By: Angelique Caffrey - Updated: 11 Mar 2012 | comments*Discuss
 
Web; Site; Citation; Cite; Plagiarism;

If you have an appetite for creative writing, it’s only logical to assume that you probably have an avid interest in reading, too. It's a known fact that most authors spend a great deal of time looking over others’ works, if only to better their own abilities and generate ideas. However, if you’re planning to publish any of your writings in print or online, it’s incredibly important to beware of inadvertent plagiarism.

Believe it or not, you don’t have to deliberately “steal” another writer’s words to be guilty of plagiarising. Concepts can be plagiarised, dialogue can be plagiarised, and, if you’re working in the creative writing arena of penning slogans, those, too, can be plagiarised.

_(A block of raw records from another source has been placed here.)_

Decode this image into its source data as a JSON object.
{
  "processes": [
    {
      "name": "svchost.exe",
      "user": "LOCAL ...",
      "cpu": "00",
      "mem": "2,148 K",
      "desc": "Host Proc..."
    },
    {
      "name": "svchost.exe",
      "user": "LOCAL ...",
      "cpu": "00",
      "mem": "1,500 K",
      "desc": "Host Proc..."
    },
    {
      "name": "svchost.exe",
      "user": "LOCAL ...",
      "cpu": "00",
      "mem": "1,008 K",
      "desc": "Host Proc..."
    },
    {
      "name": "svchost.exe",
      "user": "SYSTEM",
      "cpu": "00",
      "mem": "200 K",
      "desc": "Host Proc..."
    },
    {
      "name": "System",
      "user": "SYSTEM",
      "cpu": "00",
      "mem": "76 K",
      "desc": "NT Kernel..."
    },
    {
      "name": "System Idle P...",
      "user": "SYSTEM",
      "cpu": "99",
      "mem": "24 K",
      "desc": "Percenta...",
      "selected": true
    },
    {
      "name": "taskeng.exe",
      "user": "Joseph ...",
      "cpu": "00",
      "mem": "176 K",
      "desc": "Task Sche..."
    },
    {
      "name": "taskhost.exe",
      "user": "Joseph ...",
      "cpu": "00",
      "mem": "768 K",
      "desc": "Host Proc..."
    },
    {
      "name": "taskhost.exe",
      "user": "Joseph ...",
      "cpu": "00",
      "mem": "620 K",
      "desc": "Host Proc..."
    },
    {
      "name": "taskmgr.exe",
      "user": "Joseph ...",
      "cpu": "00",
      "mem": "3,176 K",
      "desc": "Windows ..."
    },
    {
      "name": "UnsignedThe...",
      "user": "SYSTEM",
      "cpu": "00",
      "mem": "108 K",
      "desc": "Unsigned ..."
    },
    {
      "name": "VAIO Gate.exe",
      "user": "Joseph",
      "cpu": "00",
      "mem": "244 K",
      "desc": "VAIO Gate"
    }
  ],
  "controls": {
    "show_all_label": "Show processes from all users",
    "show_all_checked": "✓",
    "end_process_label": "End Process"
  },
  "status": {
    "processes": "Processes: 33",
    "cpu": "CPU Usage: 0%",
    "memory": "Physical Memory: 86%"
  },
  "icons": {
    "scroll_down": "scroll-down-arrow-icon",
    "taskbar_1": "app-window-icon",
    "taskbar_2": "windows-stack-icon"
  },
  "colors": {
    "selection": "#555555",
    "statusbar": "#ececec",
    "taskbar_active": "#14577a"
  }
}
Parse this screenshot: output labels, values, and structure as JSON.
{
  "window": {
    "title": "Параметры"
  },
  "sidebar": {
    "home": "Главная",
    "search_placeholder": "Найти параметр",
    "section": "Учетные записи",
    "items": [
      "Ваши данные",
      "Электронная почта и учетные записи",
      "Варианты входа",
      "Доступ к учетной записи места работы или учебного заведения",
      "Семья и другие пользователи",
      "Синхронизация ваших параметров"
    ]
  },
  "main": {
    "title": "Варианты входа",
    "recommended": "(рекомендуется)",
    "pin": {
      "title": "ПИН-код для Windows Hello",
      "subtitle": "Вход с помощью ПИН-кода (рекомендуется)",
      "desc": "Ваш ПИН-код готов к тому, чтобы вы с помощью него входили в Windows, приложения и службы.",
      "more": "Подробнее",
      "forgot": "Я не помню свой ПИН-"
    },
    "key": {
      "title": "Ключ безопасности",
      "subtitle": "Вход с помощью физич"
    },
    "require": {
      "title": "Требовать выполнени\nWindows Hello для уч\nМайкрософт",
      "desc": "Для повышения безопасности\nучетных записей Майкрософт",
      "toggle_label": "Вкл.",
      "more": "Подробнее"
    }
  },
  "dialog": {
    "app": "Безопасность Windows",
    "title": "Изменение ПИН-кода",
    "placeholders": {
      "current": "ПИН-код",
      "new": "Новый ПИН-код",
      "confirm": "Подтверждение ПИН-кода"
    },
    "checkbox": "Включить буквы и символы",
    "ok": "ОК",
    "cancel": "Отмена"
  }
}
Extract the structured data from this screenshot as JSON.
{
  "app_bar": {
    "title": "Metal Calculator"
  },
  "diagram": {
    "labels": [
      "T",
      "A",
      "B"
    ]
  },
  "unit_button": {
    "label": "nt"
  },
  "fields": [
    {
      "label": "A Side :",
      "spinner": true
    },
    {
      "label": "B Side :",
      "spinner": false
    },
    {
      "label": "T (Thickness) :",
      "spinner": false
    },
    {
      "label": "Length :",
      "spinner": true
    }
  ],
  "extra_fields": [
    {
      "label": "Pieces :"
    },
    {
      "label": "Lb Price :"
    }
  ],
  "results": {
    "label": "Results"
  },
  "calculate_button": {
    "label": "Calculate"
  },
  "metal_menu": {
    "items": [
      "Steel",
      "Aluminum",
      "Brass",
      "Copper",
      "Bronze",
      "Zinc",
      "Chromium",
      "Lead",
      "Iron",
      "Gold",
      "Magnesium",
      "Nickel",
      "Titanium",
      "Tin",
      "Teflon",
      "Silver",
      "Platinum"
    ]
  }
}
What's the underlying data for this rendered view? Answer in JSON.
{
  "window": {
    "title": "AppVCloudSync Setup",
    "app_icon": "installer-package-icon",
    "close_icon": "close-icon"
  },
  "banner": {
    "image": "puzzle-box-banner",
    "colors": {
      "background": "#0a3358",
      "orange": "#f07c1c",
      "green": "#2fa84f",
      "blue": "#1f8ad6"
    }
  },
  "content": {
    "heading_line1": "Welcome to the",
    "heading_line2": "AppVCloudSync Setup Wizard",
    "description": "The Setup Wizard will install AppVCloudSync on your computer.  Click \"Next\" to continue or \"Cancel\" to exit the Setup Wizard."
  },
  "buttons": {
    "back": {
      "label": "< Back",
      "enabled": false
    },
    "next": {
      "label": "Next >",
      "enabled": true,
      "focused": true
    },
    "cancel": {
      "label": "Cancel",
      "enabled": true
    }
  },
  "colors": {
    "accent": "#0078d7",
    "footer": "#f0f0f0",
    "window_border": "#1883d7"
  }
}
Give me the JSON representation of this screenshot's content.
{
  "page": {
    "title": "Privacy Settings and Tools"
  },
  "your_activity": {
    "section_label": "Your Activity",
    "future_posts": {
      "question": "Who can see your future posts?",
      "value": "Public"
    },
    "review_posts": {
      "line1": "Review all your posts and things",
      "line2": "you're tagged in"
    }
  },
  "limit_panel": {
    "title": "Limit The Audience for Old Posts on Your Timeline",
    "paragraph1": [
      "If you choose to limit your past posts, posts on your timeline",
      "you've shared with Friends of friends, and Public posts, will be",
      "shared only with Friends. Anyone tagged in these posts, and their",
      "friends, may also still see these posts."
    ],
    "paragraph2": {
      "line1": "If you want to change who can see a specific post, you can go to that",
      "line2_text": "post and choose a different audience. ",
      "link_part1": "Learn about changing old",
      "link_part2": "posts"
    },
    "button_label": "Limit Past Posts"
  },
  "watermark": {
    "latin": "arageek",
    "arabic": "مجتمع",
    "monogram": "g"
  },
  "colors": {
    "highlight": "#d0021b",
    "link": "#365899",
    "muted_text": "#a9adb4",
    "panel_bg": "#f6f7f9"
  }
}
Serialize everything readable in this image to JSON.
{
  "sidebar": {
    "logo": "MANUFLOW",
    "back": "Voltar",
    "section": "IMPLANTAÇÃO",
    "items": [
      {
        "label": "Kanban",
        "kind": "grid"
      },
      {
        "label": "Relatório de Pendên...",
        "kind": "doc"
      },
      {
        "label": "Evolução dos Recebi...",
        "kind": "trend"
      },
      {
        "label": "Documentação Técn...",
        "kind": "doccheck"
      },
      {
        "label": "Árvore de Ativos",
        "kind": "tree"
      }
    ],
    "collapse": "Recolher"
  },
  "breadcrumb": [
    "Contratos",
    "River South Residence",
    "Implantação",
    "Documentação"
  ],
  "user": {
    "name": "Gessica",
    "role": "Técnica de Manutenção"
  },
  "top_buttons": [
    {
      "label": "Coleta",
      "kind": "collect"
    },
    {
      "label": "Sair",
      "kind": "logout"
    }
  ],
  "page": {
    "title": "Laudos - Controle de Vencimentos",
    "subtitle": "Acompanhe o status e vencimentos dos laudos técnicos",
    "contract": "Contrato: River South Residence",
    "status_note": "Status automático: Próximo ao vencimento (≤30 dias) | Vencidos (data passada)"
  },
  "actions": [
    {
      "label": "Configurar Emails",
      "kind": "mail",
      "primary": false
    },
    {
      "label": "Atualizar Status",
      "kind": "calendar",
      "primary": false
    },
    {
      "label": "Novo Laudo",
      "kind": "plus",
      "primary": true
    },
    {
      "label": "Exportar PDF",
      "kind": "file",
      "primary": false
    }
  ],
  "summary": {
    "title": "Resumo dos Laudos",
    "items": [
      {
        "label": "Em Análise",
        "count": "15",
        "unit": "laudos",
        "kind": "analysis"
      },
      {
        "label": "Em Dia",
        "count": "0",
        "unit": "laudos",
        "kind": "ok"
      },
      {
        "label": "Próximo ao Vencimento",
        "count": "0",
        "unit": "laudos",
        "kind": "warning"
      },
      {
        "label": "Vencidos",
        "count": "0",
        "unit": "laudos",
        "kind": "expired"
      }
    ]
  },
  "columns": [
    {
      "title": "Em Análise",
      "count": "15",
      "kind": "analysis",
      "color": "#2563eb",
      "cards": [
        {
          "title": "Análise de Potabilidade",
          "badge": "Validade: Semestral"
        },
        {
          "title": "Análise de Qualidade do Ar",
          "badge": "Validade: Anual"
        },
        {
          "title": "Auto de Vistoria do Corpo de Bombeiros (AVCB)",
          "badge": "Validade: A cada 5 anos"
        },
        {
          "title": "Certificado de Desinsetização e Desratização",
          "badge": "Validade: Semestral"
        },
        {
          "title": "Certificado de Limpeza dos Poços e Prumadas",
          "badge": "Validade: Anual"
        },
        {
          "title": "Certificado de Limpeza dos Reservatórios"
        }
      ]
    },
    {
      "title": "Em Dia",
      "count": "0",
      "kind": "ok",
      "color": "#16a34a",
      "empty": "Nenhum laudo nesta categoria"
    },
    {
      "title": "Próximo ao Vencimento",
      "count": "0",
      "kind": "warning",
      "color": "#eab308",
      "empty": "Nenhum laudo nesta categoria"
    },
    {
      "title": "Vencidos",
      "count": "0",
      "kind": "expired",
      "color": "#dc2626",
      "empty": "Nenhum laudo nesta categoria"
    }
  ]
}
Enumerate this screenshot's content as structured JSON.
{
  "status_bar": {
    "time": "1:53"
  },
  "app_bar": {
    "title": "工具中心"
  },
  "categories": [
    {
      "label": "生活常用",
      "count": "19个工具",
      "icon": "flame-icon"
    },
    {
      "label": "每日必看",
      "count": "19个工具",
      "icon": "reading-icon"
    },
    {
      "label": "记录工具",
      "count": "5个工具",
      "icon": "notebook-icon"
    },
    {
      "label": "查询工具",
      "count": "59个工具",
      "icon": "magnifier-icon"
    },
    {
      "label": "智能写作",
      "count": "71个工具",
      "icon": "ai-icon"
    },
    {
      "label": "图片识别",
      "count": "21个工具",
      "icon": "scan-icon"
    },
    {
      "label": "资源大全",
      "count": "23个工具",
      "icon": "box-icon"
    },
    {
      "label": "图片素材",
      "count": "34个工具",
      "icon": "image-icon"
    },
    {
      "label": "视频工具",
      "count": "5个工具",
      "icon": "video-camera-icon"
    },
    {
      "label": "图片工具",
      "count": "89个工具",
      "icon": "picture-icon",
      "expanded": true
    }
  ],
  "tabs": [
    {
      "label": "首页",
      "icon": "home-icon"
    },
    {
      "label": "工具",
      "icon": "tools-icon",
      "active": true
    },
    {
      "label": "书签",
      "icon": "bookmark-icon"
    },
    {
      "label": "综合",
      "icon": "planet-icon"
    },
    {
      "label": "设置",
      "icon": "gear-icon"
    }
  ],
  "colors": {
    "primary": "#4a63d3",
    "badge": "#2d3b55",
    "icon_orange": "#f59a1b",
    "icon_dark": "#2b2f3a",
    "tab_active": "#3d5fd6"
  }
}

To protect your reputation as an honest, forthright journalist, make sure you understand the best ways to avoid “lifting” too much from other writers' published works:

  1. Always Use Citations

    Many writers forget that when you’re repeating another’s words verbatim, it’s essential to cite the information. Basically, you are quoting someone else; thus, you’ll need to educate yourself on the proper way to use the information as a reference without making it appear to your readers as if the text is your own. Whether you use AP Style or another common method to cite sources, it’s imperative that you give credit where it’s due.

  2. Research Using Many Documents

    If you’re writing a creative piece that requires you to engage in some homework, try to use at least three document sources for research purposes. These can be print sources or from the web; their locations aren’t as important as the fact that you’ll be getting several views. That way, you’ll be less likely to lean heavily on one, which could spell a recipe for disaster from a plagiarism standpoint.

  3. Invest in Special Software

    Are you planning on writing creative copy for the Internet? You may want to invest in some of the software available on the market that can stop cyber plagiarism in its tracks. Basically, the software will cross-check your drafted document with thousands of other similar ones on the web, and any signs of duplication will be noted. Because many website content managers regularly employ this type of software to weed out plagiarists, you may want to avail yourself of it as well.

  4. Get Permission to Reprint

    In some cases, you may be allowed to legally reprint others’ creative works if you receive permission ahead of time. For instance, let’s say you have a blog that’s dedicated to imaginative musings. You stumble across someone else’s poetry during your daily trawling of the Internet and would like to reproduce that poem on your blog. Rather than simply cutting and pasting and attributing it to the author, go the extra distance and request that the writer give you permission to use the poem on your site. Who knows? He or she might be flattered enough to return the favour and post your writings on his or her web presence.

By being attentive to the serious act of unintentional plagiarism, you can head off any troubles, be they legal, ethical, or moral, before they become overwhelming or hurt your standing in the journalist community.